Porém, certa vez, meu ruivo veio até a minha mesa com um papo de que aquele dia era o seu último em São Paulo, pois aquele sorriso estava se mudando de cidade, de trabalho, e de restaurante! A minha reação foi como a de quem perde, em segundos, o homem da sua vida. Soltei um "Como assim?!", querendo gritar "EU TE AMO, TE DESEJO, TE VENERO, NÃO FAZ ISSO COMIGO, PELAMORDEDEUS!". Mas, para a minha surpresa, logo em seguida recebi seu convite para esperá-lo na porta do mesmo bar às 17h30. Passaríamos o fim daquela sexta-feira e daquele relacionamento entre meu olhar e o seu sorriso juntos, pensava ele.

Pensava ele, pois essa é a melhor parte da história: eu não fui!
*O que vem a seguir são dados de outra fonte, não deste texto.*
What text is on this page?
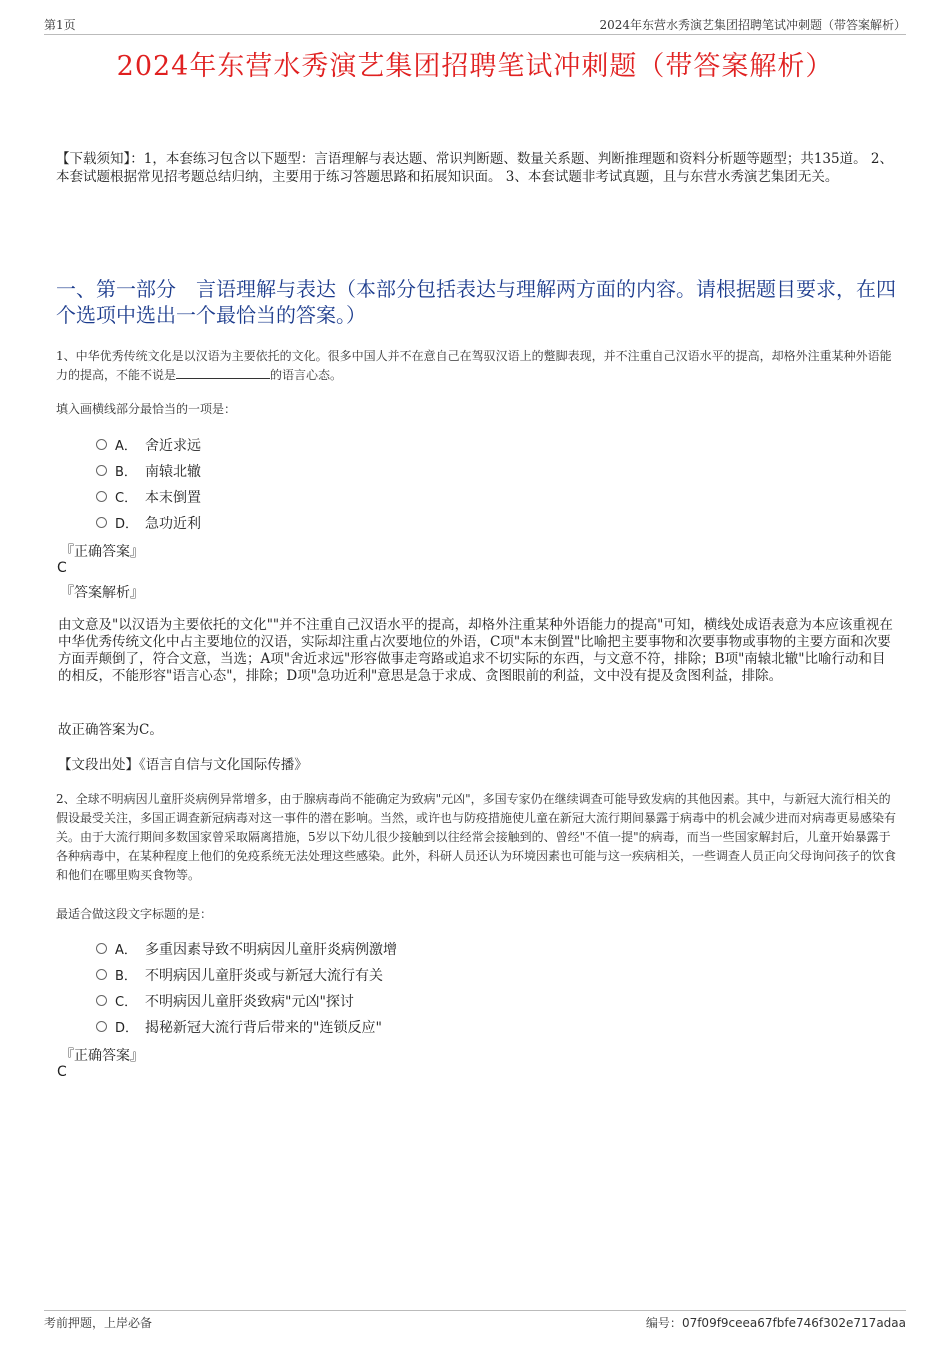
第1页	2024年东营水秀演艺集团招聘笔试冲刺题（带答案解析）
2024年东营水秀演艺集团招聘笔试冲刺题（带答案解析）

【下载须知】：1，本套练习包含以下题型：言语理解与表达题、常识判断题、数量关系题、判断推理题和资料分析题等题型；共135道。 2、本套试题根据常见招考题总结归纳，主要用于练习答题思路和拓展知识面。 3、本套试题非考试真题，且与东营水秀演艺集团无关。

一、第一部分　言语理解与表达（本部分包括表达与理解两方面的内容。请根据题目要求，在四个选项中选出一个最恰当的答案。）

1、中华优秀传统文化是以汉语为主要依托的文化。很多中国人并不在意自己在驾驭汉语上的蹩脚表现，并不注重自己汉语水平的提高，却格外注重某种外语能力的提高，不能不说是	的语言心态。

填入画横线部分最恰当的一项是：

A． 舍近求远
B． 南辕北辙
C． 本末倒置
D． 急功近利

『正确答案』

C

『答案解析』

由文意及"以汉语为主要依托的文化""并不注重自己汉语水平的提高，却格外注重某种外语能力的提高"可知，横线处成语表意为本应该重视在中华优秀传统文化中占主要地位的汉语，实际却注重占次要地位的外语，C项"本末倒置"比喻把主要事物和次要事物或事物的主要方面和次要方面弄颠倒了，符合文意，当选；A项"舍近求远"形容做事走弯路或追求不切实际的东西，与文意不符，排除；B项"南辕北辙"比喻行动和目的相反，不能形容"语言心态"，排除；D项"急功近利"意思是急于求成、贪图眼前的利益，文中没有提及贪图利益，排除。

故正确答案为C。

【文段出处】《语言自信与文化国际传播》

2、全球不明病因儿童肝炎病例异常增多，由于腺病毒尚不能确定为致病"元凶"，多国专家仍在继续调查可能导致发病的其他因素。其中，与新冠大流行相关的假设最受关注，多国正调查新冠病毒对这一事件的潜在影响。当然，或许也与防疫措施使儿童在新冠大流行期间暴露于病毒中的机会减少进而对病毒更易感染有关。由于大流行期间多数国家曾采取隔离措施，5岁以下幼儿很少接触到以往经常会接触到的、曾经"不值一提"的病毒，而当一些国家解封后，儿童开始暴露于各种病毒中，在某种程度上他们的免疫系统无法处理这些感染。此外，科研人员还认为环境因素也可能与这一疾病相关，一些调查人员正向父母询问孩子的饮食和他们在哪里购买食物等。

最适合做这段文字标题的是：

A． 多重因素导致不明病因儿童肝炎病例激增
B． 不明病因儿童肝炎或与新冠大流行有关
C． 不明病因儿童肝炎致病"元凶"探讨
D． 揭秘新冠大流行背后带来的"连锁反应"

『正确答案』

C

考前押题，上岸必备	编号：07f09f9ceea67fbfe746f302e717adaa
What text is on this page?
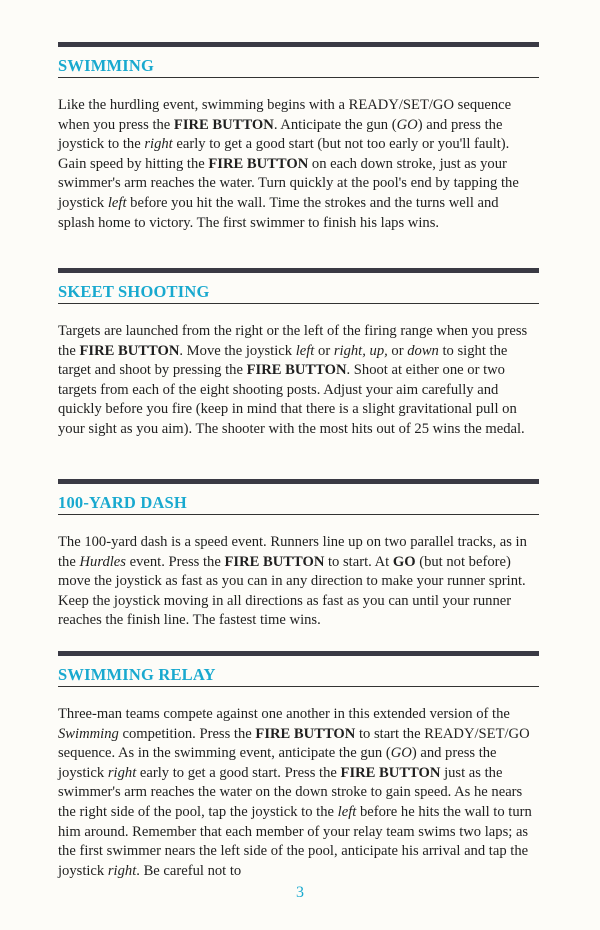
SWIMMING

Like the hurdling event, swimming begins with a READY/SET/GO sequence when you press the FIRE BUTTON. Anticipate the gun (GO) and press the joystick to the right early to get a good start (but not too early or you'll fault). Gain speed by hitting the FIRE BUTTON on each down stroke, just as your swimmer's arm reaches the water. Turn quickly at the pool's end by tapping the joystick left before you hit the wall. Time the strokes and the turns well and splash home to victory. The first swimmer to finish his laps wins.

SKEET SHOOTING

Targets are launched from the right or the left of the firing range when you press the FIRE BUTTON. Move the joystick left or right, up, or down to sight the target and shoot by pressing the FIRE BUTTON. Shoot at either one or two targets from each of the eight shooting posts. Adjust your aim carefully and quickly before you fire (keep in mind that there is a slight gravitational pull on your sight as you aim). The shooter with the most hits out of 25 wins the medal.

100-YARD DASH

The 100-yard dash is a speed event. Runners line up on two parallel tracks, as in the Hurdles event. Press the FIRE BUTTON to start. At GO (but not before) move the joystick as fast as you can in any direction to make your runner sprint. Keep the joystick moving in all directions as fast as you can until your runner reaches the finish line. The fastest time wins.

SWIMMING RELAY

Three-man teams compete against one another in this extended version of the Swimming competition. Press the FIRE BUTTON to start the READY/SET/GO sequence. As in the swimming event, anticipate the gun (GO) and press the joystick right early to get a good start. Press the FIRE BUTTON just as the swimmer's arm reaches the water on the down stroke to gain speed. As he nears the right side of the pool, tap the joystick to the left before he hits the wall to turn him around. Remember that each member of your relay team swims two laps; as the first swimmer nears the left side of the pool, anticipate his arrival and tap the joystick right. Be careful not to

3
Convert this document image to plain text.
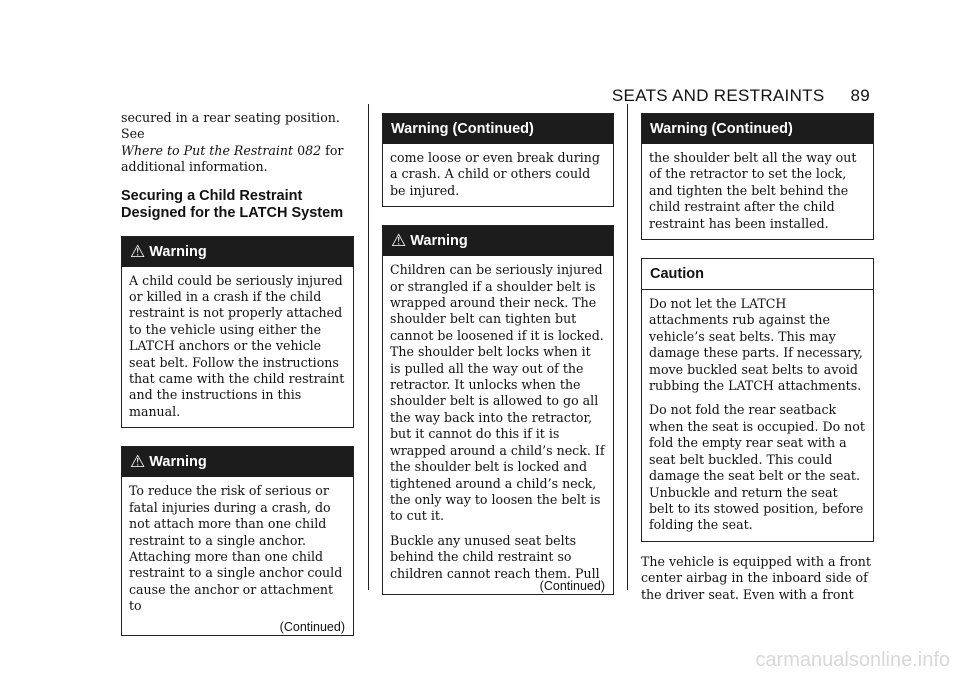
SEATS AND RESTRAINTS 89

secured in a rear seating position. See
Where to Put the Restraint 082 for
additional information.

Securing a Child Restraint Designed for the LATCH System
⚠ Warning

A child could be seriously injured or killed in a crash if the child restraint is not properly attached to the vehicle using either the LATCH anchors or the vehicle seat belt. Follow the instructions that came with the child restraint and the instructions in this manual.

⚠ Warning

To reduce the risk of serious or fatal injuries during a crash, do not attach more than one child restraint to a single anchor. Attaching more than one child restraint to a single anchor could cause the anchor or attachment to

(Continued)
Warning (Continued)

come loose or even break during a crash. A child or others could be injured.

⚠ Warning

Children can be seriously injured or strangled if a shoulder belt is wrapped around their neck. The shoulder belt can tighten but cannot be loosened if it is locked. The shoulder belt locks when it is pulled all the way out of the retractor. It unlocks when the shoulder belt is allowed to go all the way back into the retractor, but it cannot do this if it is wrapped around a child’s neck. If the shoulder belt is locked and tightened around a child’s neck, the only way to loosen the belt is to cut it.

Buckle any unused seat belts behind the child restraint so children cannot reach them. Pull

(Continued)
Warning (Continued)

the shoulder belt all the way out of the retractor to set the lock, and tighten the belt behind the child restraint after the child restraint has been installed.

Caution

Do not let the LATCH attachments rub against the vehicle’s seat belts. This may damage these parts. If necessary, move buckled seat belts to avoid rubbing the LATCH attachments.

Do not fold the rear seatback when the seat is occupied. Do not fold the empty rear seat with a seat belt buckled. This could damage the seat belt or the seat. Unbuckle and return the seat belt to its stowed position, before folding the seat.

The vehicle is equipped with a front center airbag in the inboard side of the driver seat. Even with a front

carmanualsonline.info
Eu já o tinha perdido para a mulher dele anos atrás, eu era nova e apaixonada, e sabia muito bem o que eu faria se por acaso não só o sorriso dele me fascinasse. Eu não me cansaria de querê-lo só pra mim.
Fiquei com medo. Fraca, não fui.

Talvez ele não merecesse um poema, nem abraços, nem beijos meus. O que é difícil é admitir que o sorriso, esse sim, merecia o mundo sem fim.

Comentários

Anônimo disse…
Vez ou outra na vida nos deparamos com sorrisos, olhares e tantas outras coisas mais que nos fazem permanecer em buracos por algum tempo, não é? Eu bem me lembro dos meus... rsrsrs. Qualquer dia escrevo sobre um buraco meu pra vc ver que não é a única.
E também é nos buracos que produzimos pérolas literárias... kkkkk. Lindo poema!
Beijão e bom fim de semana.
Unknown disse…
Lindo..... penso que quando éramos crianças um mesmo sorriso como este já havia a enfeitiçado e me recordo dos mesmos sentimentos que a vida nos traz!